A silence deeper than a grave fell over the room. The only sound was the gargantuan, unified pulse emanating from Ryo's chest. "DUB-DUB... DUB-DUB." It was a rhythmic thud that shook the floorboards beneath our feet, sounding like the heartbeat of the planet itself. Ryo lay on the floor, his body twitching rhythmically as the golden roots settled into his ribcage, restructuring his skeletal frame and his mana from the inside out.

Dan watched the scene with a shock that completely paralyzed his limbs. His black blade slipped from his trembling hand, clattering onto the cold stone with a mournful ring. Dan looked at Ryo—the youth he had viewed as a mere "disciple" or a "burden" to be protected—and saw how Destiny had spat in the face of all his ambitions. Destiny had chosen the boy with a clarity that left no room for debate.

The Heart that had rejected Dan's raw, barbaric strength—the Heart Dan was prepared to slaughter armies for—had voluntarily buried itself into the chest of the boy who had never asked for it.
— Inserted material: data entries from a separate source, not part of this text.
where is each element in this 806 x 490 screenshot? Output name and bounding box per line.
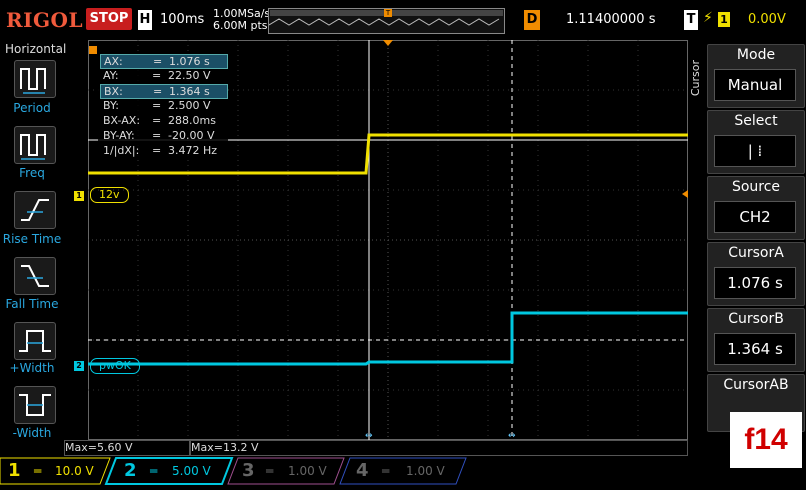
mode-title: Mode xyxy=(736,47,776,63)
rise-time-label: Rise Time xyxy=(2,232,62,246)
period-icon xyxy=(20,68,46,94)
cursora-value: 1.076 s xyxy=(714,267,796,299)
cursorb-softkey[interactable]: CursorB 1.364 s xyxy=(707,308,805,372)
ch2-coupling-icon: ═ xyxy=(150,464,158,478)
trigger-marker-icon xyxy=(89,46,97,54)
readout-row-bx-ax: BX-AX: = 288.0ms xyxy=(103,114,216,127)
ch2-scale[interactable]: 5.00 V xyxy=(172,458,211,484)
freq-label: Freq xyxy=(19,166,45,180)
trigger-channel: 1 xyxy=(718,12,730,27)
memory-depth: 6.00M pts xyxy=(213,19,268,32)
select-title: Select xyxy=(734,113,778,129)
period-button[interactable] xyxy=(14,60,56,98)
timebase-value[interactable]: 100ms xyxy=(160,12,204,27)
ch2-number[interactable]: 2 xyxy=(124,458,137,484)
measure-max-ch1: Max=13.2 V xyxy=(190,440,688,456)
source-value: CH2 xyxy=(714,201,796,233)
cursorb-title: CursorB xyxy=(728,311,784,327)
readout-row-ax: AX: = 1.076 s xyxy=(100,54,228,69)
mode-softkey[interactable]: Mode Manual xyxy=(707,44,805,108)
cursorb-value: 1.364 s xyxy=(714,333,796,365)
neg-width-button[interactable] xyxy=(14,386,56,424)
readout-row-by: BY: = 2.500 V xyxy=(103,99,211,112)
source-softkey[interactable]: Source CH2 xyxy=(707,176,805,240)
mode-value: Manual xyxy=(714,69,796,101)
readout-row-by-ay: BY-AY: = -20.00 V xyxy=(103,129,215,142)
channel-bar xyxy=(0,456,806,486)
run-stop-indicator[interactable]: STOP xyxy=(86,8,132,30)
fall-time-icon xyxy=(21,265,49,287)
freq-icon xyxy=(20,134,46,160)
delay-label: D xyxy=(524,10,540,30)
freq-button[interactable] xyxy=(14,126,56,164)
measure-max-ch2: Max=5.60 V xyxy=(64,440,190,456)
cursor-menu-label: Cursor xyxy=(689,60,702,97)
ch3-scale[interactable]: 1.00 V xyxy=(288,458,327,484)
pos-width-label: +Width xyxy=(9,361,55,375)
fall-time-label: Fall Time xyxy=(5,297,59,311)
readout-row-bx: BX: = 1.364 s xyxy=(100,84,228,99)
cursora-softkey[interactable]: CursorA 1.076 s xyxy=(707,242,805,306)
delay-value[interactable]: 1.11400000 s xyxy=(566,12,655,27)
pos-width-icon xyxy=(19,330,51,352)
rise-time-button[interactable] xyxy=(14,191,56,229)
svg-text:↔: ↔ xyxy=(365,431,373,440)
ch2-ground-marker: 2 xyxy=(74,361,84,371)
trigger-position-marker: T xyxy=(384,9,392,17)
rise-time-icon xyxy=(21,199,49,221)
right-menu-side xyxy=(688,40,706,456)
trigger-level[interactable]: 0.00V xyxy=(748,12,786,27)
svg-text:↔: ↔ xyxy=(508,431,516,440)
ch3-number[interactable]: 3 xyxy=(242,458,255,484)
readout-row-inv-dx: 1/|dX|: = 3.472 Hz xyxy=(103,144,218,157)
pos-width-button[interactable] xyxy=(14,322,56,360)
ch1-label-tag: 12v xyxy=(90,187,129,203)
ch2-label-tag: pwOK xyxy=(90,358,140,374)
ch1-ground-marker: 1 xyxy=(74,191,84,201)
period-label: Period xyxy=(13,101,51,115)
overlay-figure-label: f14 xyxy=(730,412,802,468)
select-value: | ⁞ xyxy=(714,135,796,167)
neg-width-label: -Width xyxy=(12,426,52,440)
sample-info: 1.00MSa/s 6.00M pts xyxy=(213,8,270,32)
ch1-coupling-icon: ═ xyxy=(34,464,42,478)
rising-edge-icon: ⚡ xyxy=(703,10,713,26)
readout-row-ay: AY: = 22.50 V xyxy=(103,69,211,82)
ch4-number[interactable]: 4 xyxy=(356,458,369,484)
rigol-logo: RIGOL xyxy=(6,8,84,32)
ch1-number[interactable]: 1 xyxy=(8,458,21,484)
ch3-coupling-icon: ═ xyxy=(266,464,274,478)
trigger-label: T xyxy=(684,10,698,30)
cursora-title: CursorA xyxy=(728,245,784,261)
ch1-scale[interactable]: 10.0 V xyxy=(55,458,94,484)
source-title: Source xyxy=(731,179,781,195)
select-softkey[interactable]: Select | ⁞ xyxy=(707,110,805,174)
left-menu-title: Horizontal xyxy=(5,42,67,56)
cursor-readout-panel: AX: = 1.076 s AY: = 22.50 V BX: = 1.364 s BY: =… xyxy=(98,52,228,160)
timebase-label: H xyxy=(138,10,152,30)
ch4-coupling-icon: ═ xyxy=(382,464,390,478)
neg-width-icon xyxy=(19,394,51,416)
cursorab-title: CursorAB xyxy=(723,377,789,393)
ch4-scale[interactable]: 1.00 V xyxy=(406,458,445,484)
fall-time-button[interactable] xyxy=(14,257,56,295)
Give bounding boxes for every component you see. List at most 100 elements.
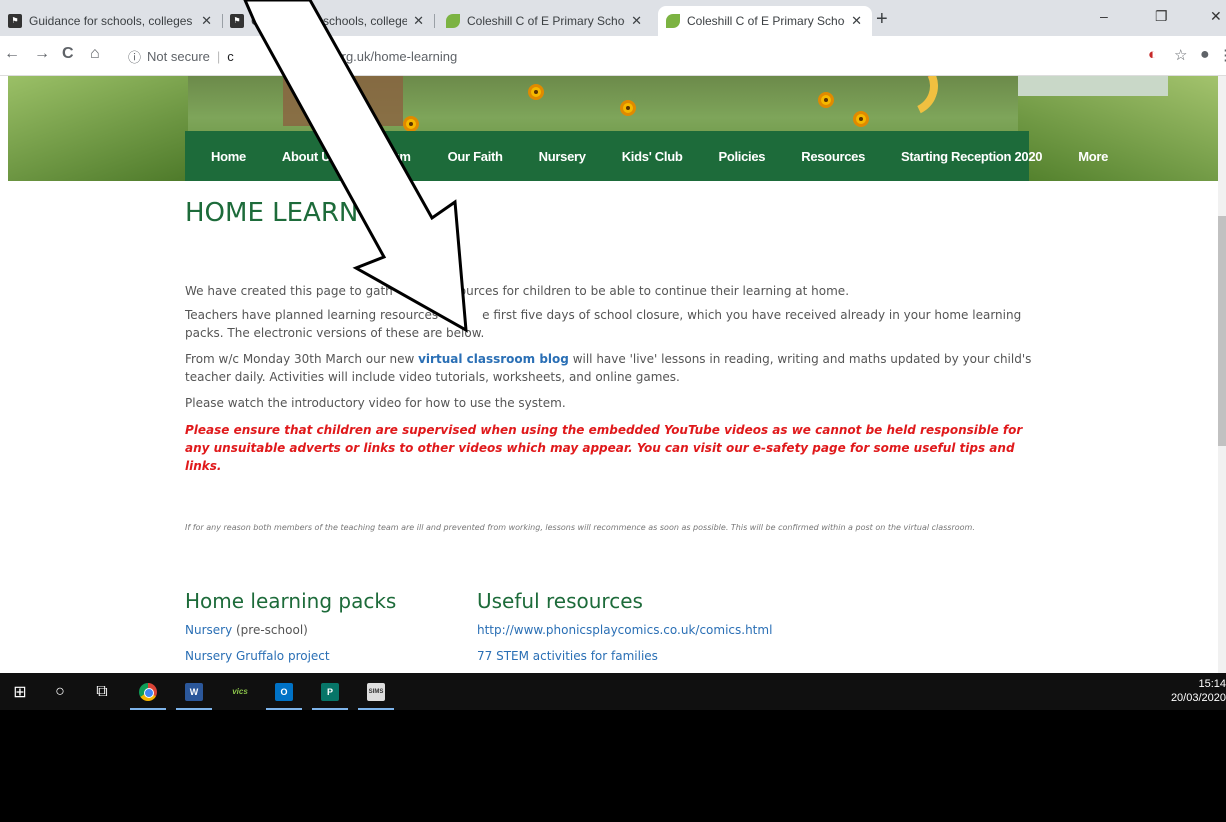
browser-toolbar: ← → C ⌂ ⓘ Not secure | c .org.uk/home-le… xyxy=(0,36,1226,76)
virtual-classroom-paragraph: From w/c Monday 30th March our new virtu… xyxy=(185,350,1035,386)
browser-tab-coleshill-1[interactable]: Coleshill C of E Primary School - ✕ xyxy=(438,6,652,36)
browser-tab-coleshill-active[interactable]: Coleshill C of E Primary School - ✕ xyxy=(658,6,872,36)
virtual-classroom-link[interactable]: virtual classroom blog xyxy=(418,352,569,366)
nav-our-faith[interactable]: Our Faith xyxy=(448,149,503,164)
nav-nursery[interactable]: Nursery xyxy=(539,149,586,164)
reload-button[interactable]: C xyxy=(62,45,74,63)
forward-button[interactable]: → xyxy=(34,45,50,63)
windows-taskbar: ⊞ ○ ⧉ W vics O P SIMS 15:14 20/03/2020 xyxy=(0,673,1226,710)
close-window-button[interactable]: ✕ xyxy=(1210,8,1222,25)
clock-time: 15:14 xyxy=(1198,678,1226,690)
sunflower-icon xyxy=(853,111,869,127)
browser-tab-guidance-1[interactable]: ⚑ Guidance for schools, colleges an ✕ xyxy=(0,6,223,36)
intro-paragraph: We have created this page to gath ources … xyxy=(185,282,1035,300)
scrollbar-thumb[interactable] xyxy=(1218,216,1226,446)
url-path: .org.uk/home-learning xyxy=(330,48,458,64)
close-icon[interactable]: ✕ xyxy=(413,13,424,29)
banner-field-left xyxy=(8,76,188,181)
leaf-icon xyxy=(666,14,680,28)
taskbar-publisher[interactable]: P xyxy=(308,673,352,710)
start-button[interactable]: ⊞ xyxy=(0,673,40,710)
nursery-pack-suffix: (pre-school) xyxy=(232,623,308,637)
outlook-icon: O xyxy=(275,682,293,701)
webpage: Home About U lum Our Faith Nursery Kids'… xyxy=(0,76,1226,673)
taskbar-word[interactable]: W xyxy=(172,673,216,710)
url-host: c xyxy=(227,48,234,64)
divider: | xyxy=(216,48,221,64)
new-tab-button[interactable]: + xyxy=(876,8,888,31)
clock-date: 20/03/2020 xyxy=(1170,692,1226,704)
close-icon[interactable]: ✕ xyxy=(631,13,642,29)
sunflower-icon xyxy=(620,100,636,116)
gruffalo-pack-item: Nursery Gruffalo project xyxy=(185,649,330,663)
nursery-pack-item: Nursery (pre-school) xyxy=(185,623,308,637)
nav-resources[interactable]: Resources xyxy=(801,149,865,164)
publisher-icon: P xyxy=(321,682,339,701)
nav-starting-reception[interactable]: Starting Reception 2020 xyxy=(901,149,1043,164)
restore-button[interactable]: ❐ xyxy=(1155,8,1168,25)
profile-icon[interactable]: ● xyxy=(1200,46,1210,64)
text: Teachers have planned learning resources xyxy=(185,308,439,322)
nursery-pack-link[interactable]: Nursery xyxy=(185,623,232,637)
banner-rainbow xyxy=(869,76,947,125)
tab-title: Guidance for schools, colleges an xyxy=(251,14,408,28)
close-icon[interactable]: ✕ xyxy=(851,13,862,29)
word-icon: W xyxy=(185,682,203,701)
browser-tab-guidance-2[interactable]: ⚑ Guidance for schools, colleges an ✕ xyxy=(222,6,435,36)
taskbar-vics[interactable]: vics xyxy=(218,673,262,710)
nav-more[interactable]: More xyxy=(1078,149,1108,164)
tab-separator xyxy=(434,14,435,28)
page-title: HOME LEARN xyxy=(185,198,359,228)
taskbar-chrome[interactable] xyxy=(126,673,170,710)
browser-tabstrip: ⚑ Guidance for schools, colleges an ✕ ⚑ … xyxy=(0,0,1226,36)
nav-about-us[interactable]: About U xyxy=(282,149,331,164)
address-bar[interactable]: ⓘ Not secure | c .org.uk/home-learning xyxy=(118,42,1134,70)
windows-icon: ⊞ xyxy=(13,683,27,701)
site-nav: Home About U lum Our Faith Nursery Kids'… xyxy=(185,131,1108,181)
sunflower-icon xyxy=(818,92,834,108)
star-icon[interactable]: ☆ xyxy=(1174,46,1187,64)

Dan's features shifted in a single heartbeat. The shock evaporated, replaced by something a thousand times more terrifying: a pure, blackened lunacy. His lips began to tremble, and then he exploded into a hysterical, rhythmic laughter—a sound so loud and violent it terrified the guards in the outer tunnels.

Dan stood upright, his frame radiating a predatory malice. He gripped the hilt of his sword and raised it slowly toward the golden light emanating from Ryo's chest. His eyes overflowed with an absolute, lethal hunger, as if he were staring at the most exquisite prey he had ever encountered in his long, blood-soaked life.

He whispered in a dry, cracked voice: "You possess... royal blood?"

Then, a savage smile spread across his face, as if he had finally found the prey he had been waiting for.